We see this time. The communication modes are too many and varied for us to remain blind. It hasn’t become clear just yet what this clarity may be preparing us for, but it does make us wrong to dismiss hope. If there is vision, may we not say that the people at least need not perish? America is 245 years old this year because, incredibly, we have beaten the odds every time. Don’t count us out.
*UPDATE*: Christopher Rufo, the subject of the Washington Post article used as example three, obtained corrections from the Post and extenuating comments in email correspondence which he posted at Twitter. To view the original article versus the corrections, click through to Rufo’s tweet thread. Form your own judgments.
WINNING: The Washington Post's hitpiece against me has collapsed.
They have admitted to fabricating a timeline, retracted or added six full paragraphs, reversed a key claim, and failed to produce evidence of a falsified quotation.
Democracy dies when the media lies. pic.twitter.com/gfKdpy4sal
— Christopher F. Rufo ⚔️ (@realchrisrufo) June 22, 2021
I doubt readers will be surprised by this development.
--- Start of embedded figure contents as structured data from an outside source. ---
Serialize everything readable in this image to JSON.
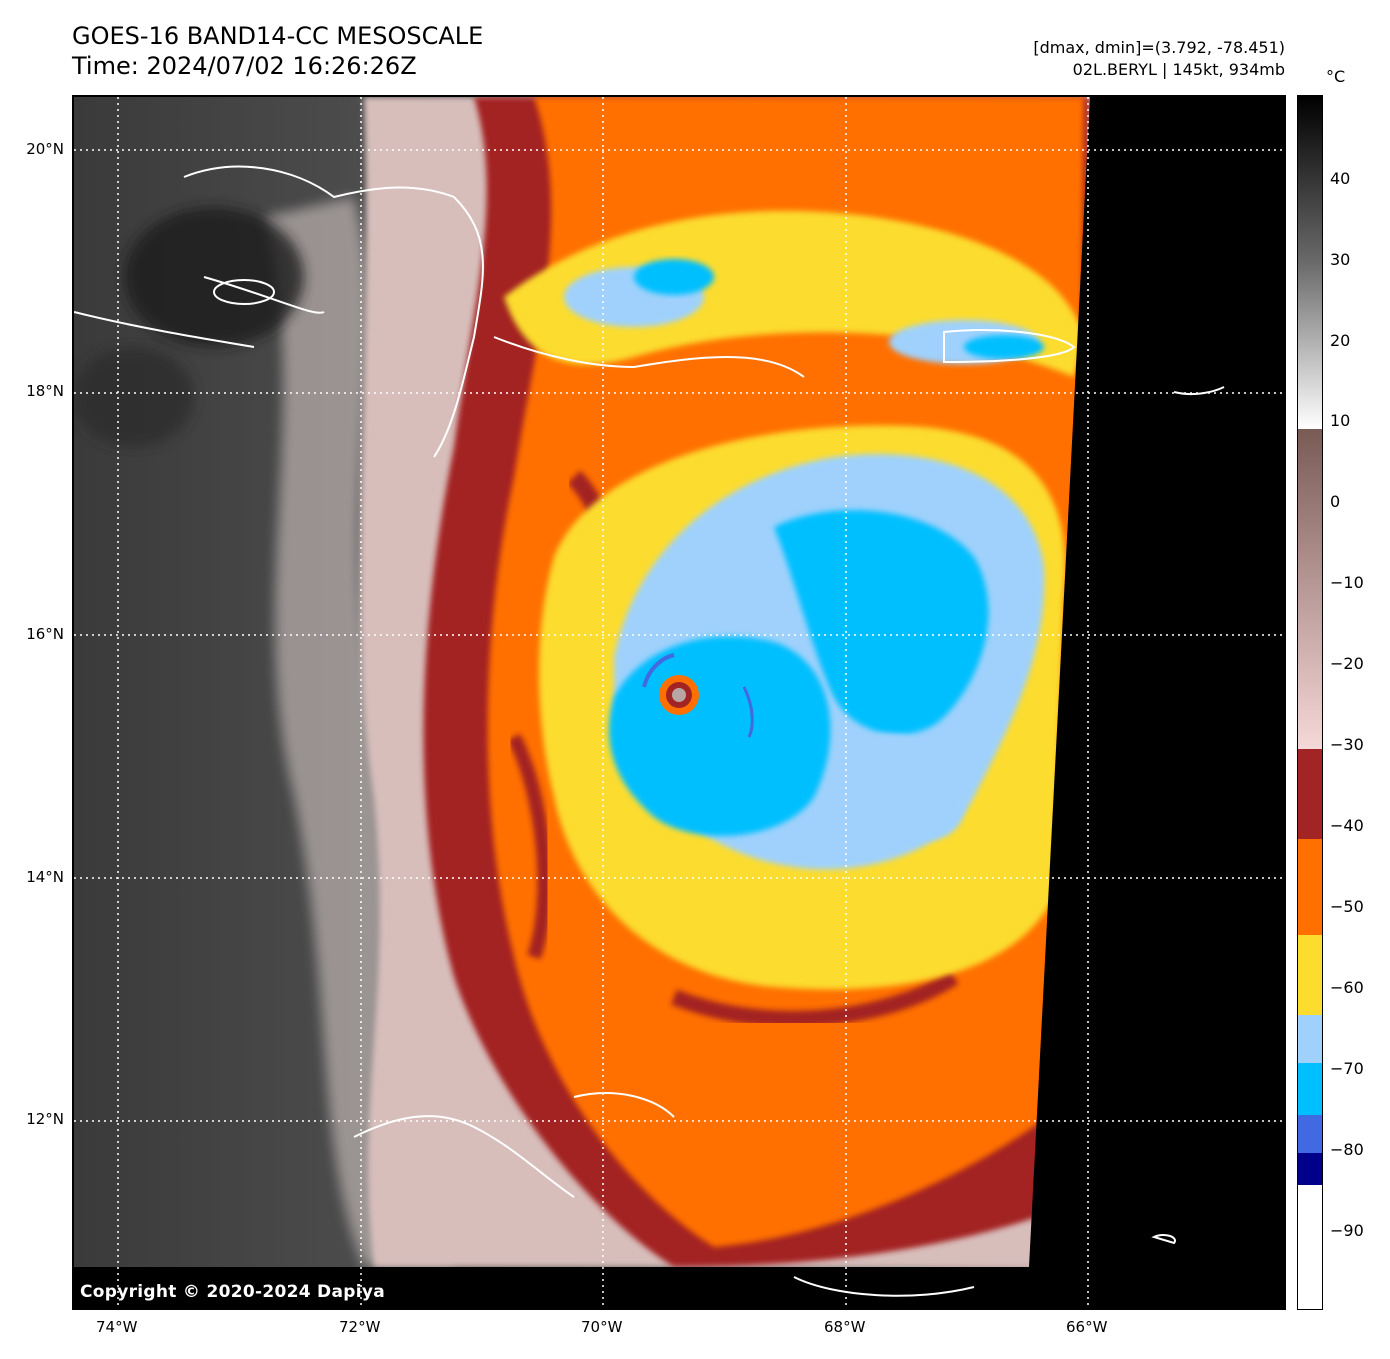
{
  "header": {
    "title_line1": "GOES-16 BAND14-CC MESOSCALE",
    "title_line2": "Time: 2024/07/02 16:26:26Z",
    "stats_line": "[dmax, dmin]=(3.792, -78.451)",
    "storm_line": "02L.BERYL | 145kt, 934mb"
  },
  "map": {
    "lat_labels": [
      "20°N",
      "18°N",
      "16°N",
      "14°N",
      "12°N"
    ],
    "lon_labels": [
      "74°W",
      "72°W",
      "70°W",
      "68°W",
      "66°W"
    ],
    "copyright": "Copyright © 2020-2024 Dapiya"
  },
  "colorbar": {
    "unit": "°C",
    "tick_labels": [
      "40",
      "30",
      "20",
      "10",
      "0",
      "−10",
      "−20",
      "−30",
      "−40",
      "−50",
      "−60",
      "−70",
      "−80",
      "−90"
    ],
    "colors": {
      "warm_black": "#000000",
      "gray_white": "#ffffff",
      "brown": "#7a5a55",
      "pink": "#f5d8d8",
      "dark_red": "#a32424",
      "orange": "#ff7000",
      "yellow": "#fcdc2d",
      "light_blue": "#9fd1fc",
      "cyan": "#00bfff",
      "blue": "#4169e1",
      "navy": "#00008b",
      "cold_white": "#ffffff"
    }
  }
}
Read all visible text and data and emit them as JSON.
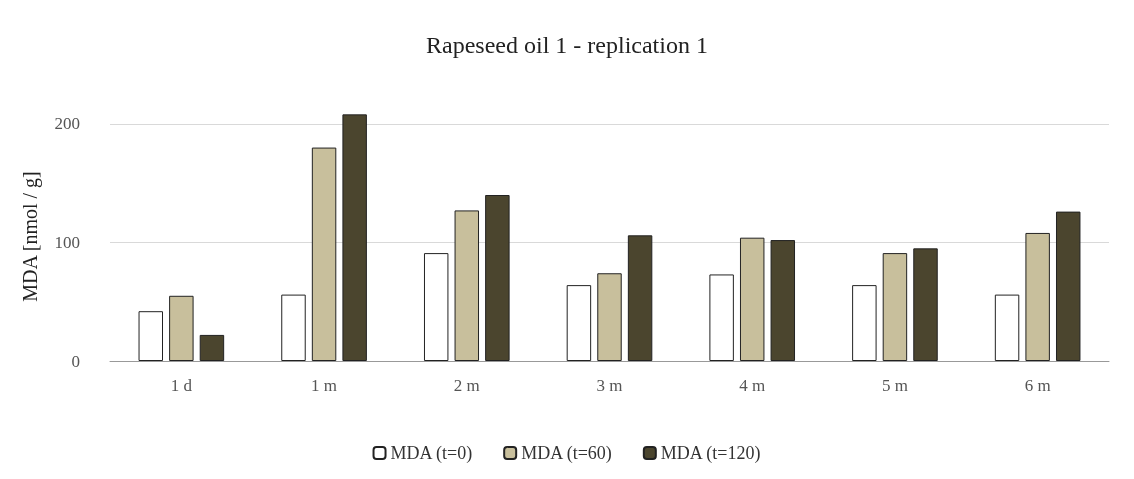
{
  "chart_data": {
    "type": "bar",
    "title": "Rapeseed oil 1 - replication 1",
    "ylabel": "MDA [nmol / g]",
    "categories": [
      "1 d",
      "1 m",
      "2 m",
      "3 m",
      "4 m",
      "5 m",
      "6 m"
    ],
    "series": [
      {
        "name": "MDA (t=0)",
        "color": "#ffffff",
        "values": [
          42,
          56,
          91,
          64,
          73,
          64,
          56
        ]
      },
      {
        "name": "MDA (t=60)",
        "color": "#c8bf9c",
        "values": [
          55,
          180,
          127,
          74,
          104,
          91,
          108
        ]
      },
      {
        "name": "MDA (t=120)",
        "color": "#4b452e",
        "values": [
          22,
          208,
          140,
          106,
          102,
          95,
          126
        ]
      }
    ],
    "ylim": [
      0,
      210
    ],
    "yticks": [
      0,
      100,
      200
    ],
    "grid": "y",
    "legend": "bottom"
  }
}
Again, the point in the LU article: when the Biden administration undertakes to identify “disinformation” and “misinformation,” it will be using “mainstream, accredited” sources like WaPo — to make conclusions like whether conservative speech is incitement to domestic terrorism. The Biden administration will call this “due process,” even though it violates the most basic premise of the First Amendment.